Forty-Six Healthy Chromosomes. Zero Explanations.

In general, I don't think of the fetuses I've lost as lost children. That is an evolution from my first loss, pre-H, which, because it was my first-ever pregnancy, felt most like the loss of someone. In general, I find it easier to go along with the doctors and assume these pregnancies were the beginnings of life forms that were ultimately incompatible with human life, and my body had the good sense, for better or worse, to recognize that and let them go.

But every once in a while there is a wild card that throws off that construct I've tried to build neatly around these losses. There was the second of these past four losses, last year, that looked perfect on-screen right up until the moment it left my body, suddenly, without explanation. That one still haunts me. What was wrong with it? Did my body reject a healthy baby? Could that have been another sweet little H who might have walked and talked and said funny things?

And now I have another one to ponder, another pregnancy that suddenly seems more like it could have been a loss of an actual person than some ersatz collection of cells. The OB called yesterday and told me that the karyotype on this pregnancy came back showing no chromosomal abnormalities. Which is now sitting out there like some ominous clue in a bad suspense movie, leaving us to ponder why, then, the heart of this little creature started beating but couldn't become anything more. Why it then died too, joining four other siblings, or mizukos, or promises of lives that were, for whatever reason, defined or never to be known, not meant to be.

It's hard to know sometimes how to read the highway signs of life. What am I to take away from this fourth loss? Do I listen to this nagging voice saying maybe it's time to toss that proverbial towel? Or do I listen to this other voice that says this is your dream, and you don't walk away from your dream just because the going gets tough? What if I'd walked away before H? Some people do, and no one would have blamed me if I had.

My meeting with the new RE is tomorrow. For the first time since I started this slog six years ago, I have no plan, no direction, no clue what I want to do. All I know is that I've spent my entire 30s to this point trying to have babies, and I'm exhausted.



4 comments:

waterbelle44 said...

I'm not sure what to say. I'll be thinking of you.

Turia said...

Good luck with the new RE, hun. I'll be thinking of you.

My only assvice is to ask whether or not they have tested you for all possible contributing factors.

I have a good friend (I know her in real life) who has recently stopped trying to have a second child after three years and four losses. She needed IUI for her first and then got pregnant naturally but had pregnancies that weren't viable each time. After three of the losses they did the RPL testing and found out she had antiphospholipid syndrome. They put her on baby aspirin and fragmin when she had her fourth pregnancy, but that ended too, and by that stage she and her hubby were done.

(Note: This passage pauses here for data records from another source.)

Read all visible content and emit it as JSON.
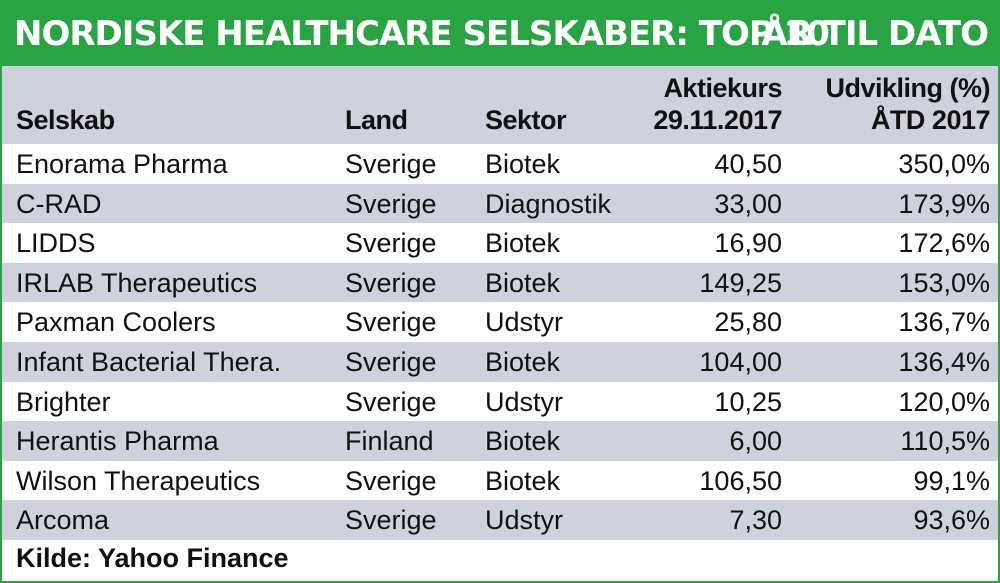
{
  "banner": {
    "title": "NORDISKE HEALTHCARE SELSKABER: TOP 10",
    "period": "ÅR TIL DATO"
  },
  "table": {
    "headers": {
      "company": "Selskab",
      "country": "Land",
      "sector": "Sektor",
      "price_line1": "Aktiekurs",
      "price_line2": "29.11.2017",
      "change_line1": "Udvikling (%)",
      "change_line2": "ÅTD 2017"
    },
    "rows": [
      {
        "company": "Enorama Pharma",
        "country": "Sverige",
        "sector": "Biotek",
        "price": "40,50",
        "change": "350,0%"
      },
      {
        "company": "C-RAD",
        "country": "Sverige",
        "sector": "Diagnostik",
        "price": "33,00",
        "change": "173,9%"
      },
      {
        "company": "LIDDS",
        "country": "Sverige",
        "sector": "Biotek",
        "price": "16,90",
        "change": "172,6%"
      },
      {
        "company": "IRLAB Therapeutics",
        "country": "Sverige",
        "sector": "Biotek",
        "price": "149,25",
        "change": "153,0%"
      },
      {
        "company": "Paxman Coolers",
        "country": "Sverige",
        "sector": "Udstyr",
        "price": "25,80",
        "change": "136,7%"
      },
      {
        "company": "Infant Bacterial Thera.",
        "country": "Sverige",
        "sector": "Biotek",
        "price": "104,00",
        "change": "136,4%"
      },
      {
        "company": "Brighter",
        "country": "Sverige",
        "sector": "Udstyr",
        "price": "10,25",
        "change": "120,0%"
      },
      {
        "company": "Herantis Pharma",
        "country": "Finland",
        "sector": "Biotek",
        "price": "6,00",
        "change": "110,5%"
      },
      {
        "company": "Wilson Therapeutics",
        "country": "Sverige",
        "sector": "Biotek",
        "price": "106,50",
        "change": "99,1%"
      },
      {
        "company": "Arcoma",
        "country": "Sverige",
        "sector": "Udstyr",
        "price": "7,30",
        "change": "93,6%"
      }
    ]
  },
  "source": "Kilde: Yahoo Finance",
  "colors": {
    "banner_green": "#2aa345",
    "stripe_grey": "#cfd1dd"
  }
}
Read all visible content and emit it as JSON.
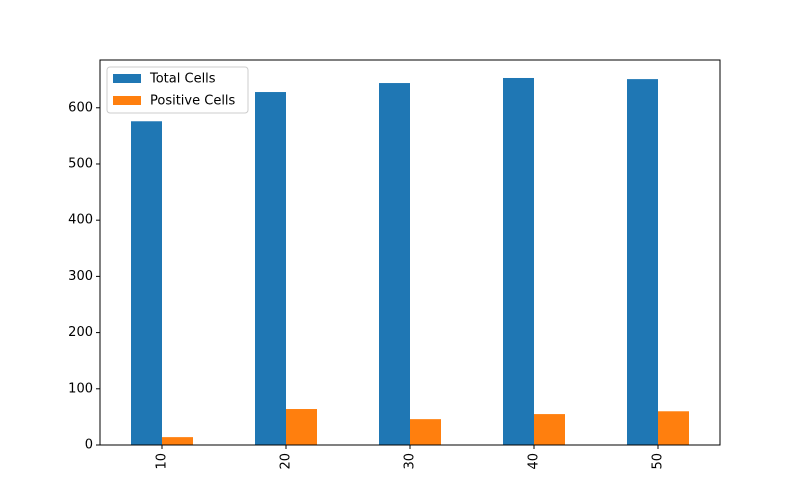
{
  "chart_data": {
    "type": "bar",
    "title": "",
    "xlabel": "",
    "ylabel": "",
    "categories": [
      "10",
      "20",
      "30",
      "40",
      "50"
    ],
    "series": [
      {
        "name": "Total Cells",
        "color": "#1f77b4",
        "values": [
          576,
          628,
          644,
          653,
          651
        ]
      },
      {
        "name": "Positive Cells",
        "color": "#ff7f0e",
        "values": [
          14,
          64,
          46,
          55,
          60
        ]
      }
    ],
    "ylim": [
      0,
      685
    ],
    "yticks": [
      0,
      100,
      200,
      300,
      400,
      500,
      600
    ],
    "xtick_rotation": "vertical",
    "grid": false,
    "legend_position": "top-left"
  }
}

She's recently started blogging: http://twoadultsonechild.com/ Not sure where your head is at right now, but she might be a good read for sorting out the conflicting feelings if you do decide you've had enough.

xoxo
T.

Julia Spencer said...

Hoping this fresh start yields many positive new things in your life. Hugs.

Unknown said...

My 30s were largely lost too - I really identified with that when you said that. It was exhausting. I promise you that when you are done, one way or another, you will party like you're 29 and it will be good. Life with one can be very, very good with lots of travel and loving, present, high-quality one on one time with hubby and/or kid. But if you decide to slog through the trenches again, you also wont regret mustering the strength to try one last time, whenever that last time is.